Paul van Westendorp, an apiculturalist with the Ministry of Agriculture, agreed with the assessment that no one cause is attributed for colony collapse disorder, but added that humans may be playing a part as well.
He said the incursion of roads, parking lots and other developments into the natural habitat is having “huge impacts” on honeybees and other bee species.
Van Westendorp said, as well as the loss of habitat, forest companies are beginning to deny beekeepers’ access to forest roads on their properties where, like Hardie, they would set up their hives to take advantage of fireweed and other plant species that grow there, for their nectar.

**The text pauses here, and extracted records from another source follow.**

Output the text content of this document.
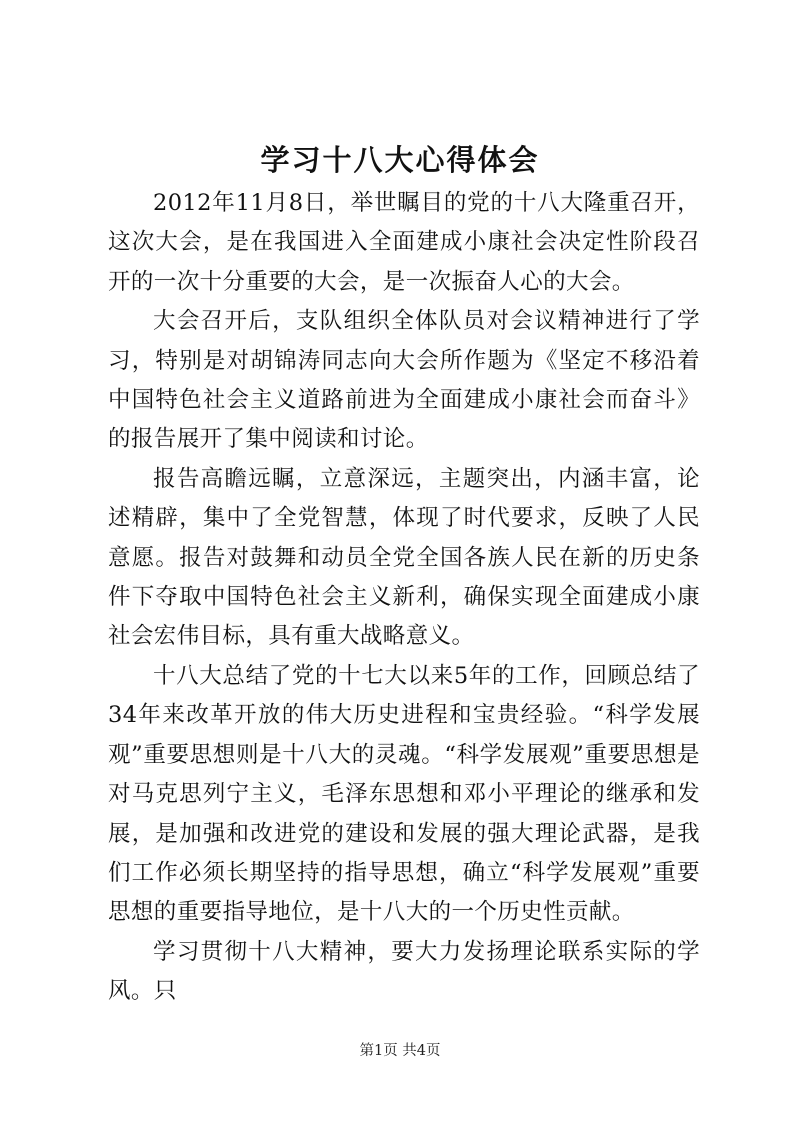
学习十八大心得体会

2012年11月8日，举世瞩目的党的十八大隆重召开，这次大会，是在我国进入全面建成小康社会决定性阶段召开的一次十分重要的大会，是一次振奋人心的大会。

大会召开后，支队组织全体队员对会议精神进行了学习，特别是对胡锦涛同志向大会所作题为《坚定不移沿着中国特色社会主义道路前进为全面建成小康社会而奋斗》的报告展开了集中阅读和讨论。

报告高瞻远瞩，立意深远，主题突出，内涵丰富，论述精辟，集中了全党智慧，体现了时代要求，反映了人民意愿。报告对鼓舞和动员全党全国各族人民在新的历史条件下夺取中国特色社会主义新利，确保实现全面建成小康社会宏伟目标，具有重大战略意义。

十八大总结了党的十七大以来5年的工作，回顾总结了34年来改革开放的伟大历史进程和宝贵经验。“科学发展观”重要思想则是十八大的灵魂。“科学发展观”重要思想是对马克思列宁主义，毛泽东思想和邓小平理论的继承和发展，是加强和改进党的建设和发展的强大理论武器，是我们工作必须长期坚持的指导思想，确立“科学发展观”重要思想的重要指导地位，是十八大的一个历史性贡献。

学习贯彻十八大精神，要大力发扬理论联系实际的学风。只

第1页 共4页
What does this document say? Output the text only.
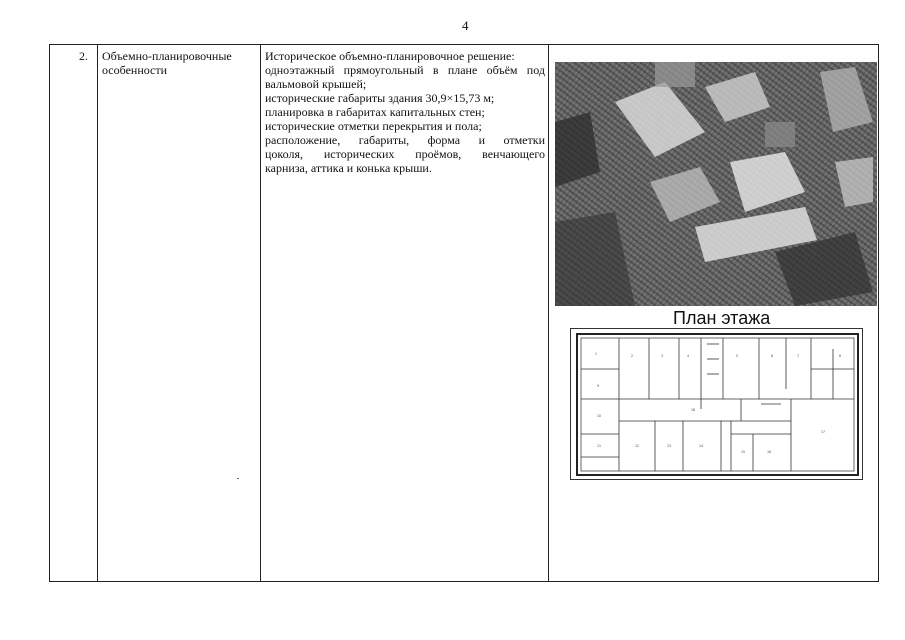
4
2. Объемно-планировочные особенности
Историческое объемно-планировочное решение:
одноэтажный прямоугольный в плане объём под
вальмовой крышей;
исторические габариты здания 30,9×15,73 м;
планировка в габаритах капитальных стен;
исторические отметки перекрытия и пола;
расположение, габариты, форма и отметки
цоколя, исторических проёмов, венчающего
карниза, аттика и конька крыши.
План этажа
1	2	3	4	5	6	7	8
9
10
11	12	13	14
15	16
17
18
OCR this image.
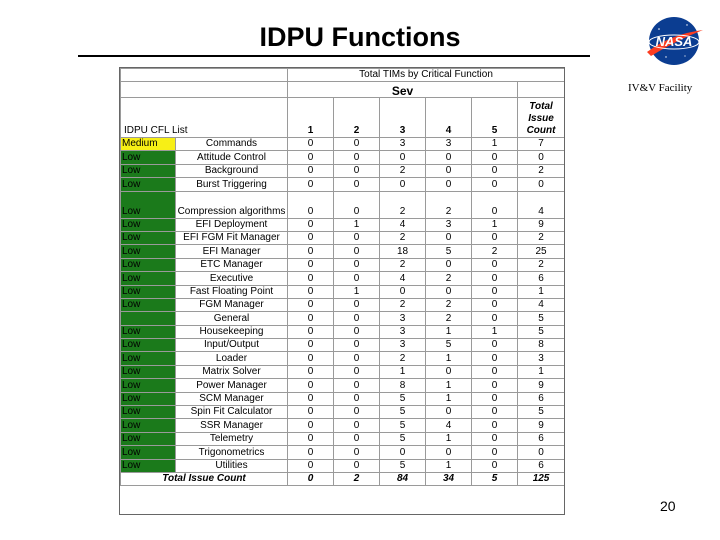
IDPU Functions	NASA
IV&V Facility
20
		Total TIMs by Critical Function					
		Sev					
IDPU CFL List		1	2	3	4	5	Total Issue Count
Medium	Commands	0	0	3	3	1	7
Low	Attitude Control	0	0	0	0	0	0
Low	Background	0	0	2	0	0	2
Low	Burst Triggering	0	0	0	0	0	0
Low	Compression algorithms	0	0	2	2	0	4
Low	EFI Deployment	0	1	4	3	1	9
Low	EFI FGM Fit Manager	0	0	2	0	0	2
Low	EFI Manager	0	0	18	5	2	25
Low	ETC Manager	0	0	2	0	0	2
Low	Executive	0	0	4	2	0	6
Low	Fast Floating Point	0	1	0	0	0	1
Low	FGM Manager	0	0	2	2	0	4
	General	0	0	3	2	0	5
Low	Housekeeping	0	0	3	1	1	5
Low	Input/Output	0	0	3	5	0	8
Low	Loader	0	0	2	1	0	3
Low	Matrix Solver	0	0	1	0	0	1
Low	Power Manager	0	0	8	1	0	9
Low	SCM Manager	0	0	5	1	0	6
Low	Spin Fit Calculator	0	0	5	0	0	5
Low	SSR Manager	0	0	5	4	0	9
Low	Telemetry	0	0	5	1	0	6
Low	Trigonometrics	0	0	0	0	0	0
Low	Utilities	0	0	5	1	0	6
Total Issue Count		0	2	84	34	5	125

He said the new policy is likely related to liability concerns by the forest companies.
“Many beekeepers are now struggling to to find suitable locations for their hives,” van Westendorp said.
He also said the nature of the honeybee business is changing, with fewer smaller companies.
“There just weren’t as many diseases or as much pesticide use 25 years ago as there are now,” van Westendorp said. “Now the queens have to be replaced frequently and the hives have to be monitored more, so operating expenses have gone up dramatically while productivity has not, making some smaller operations economically unfeasible.”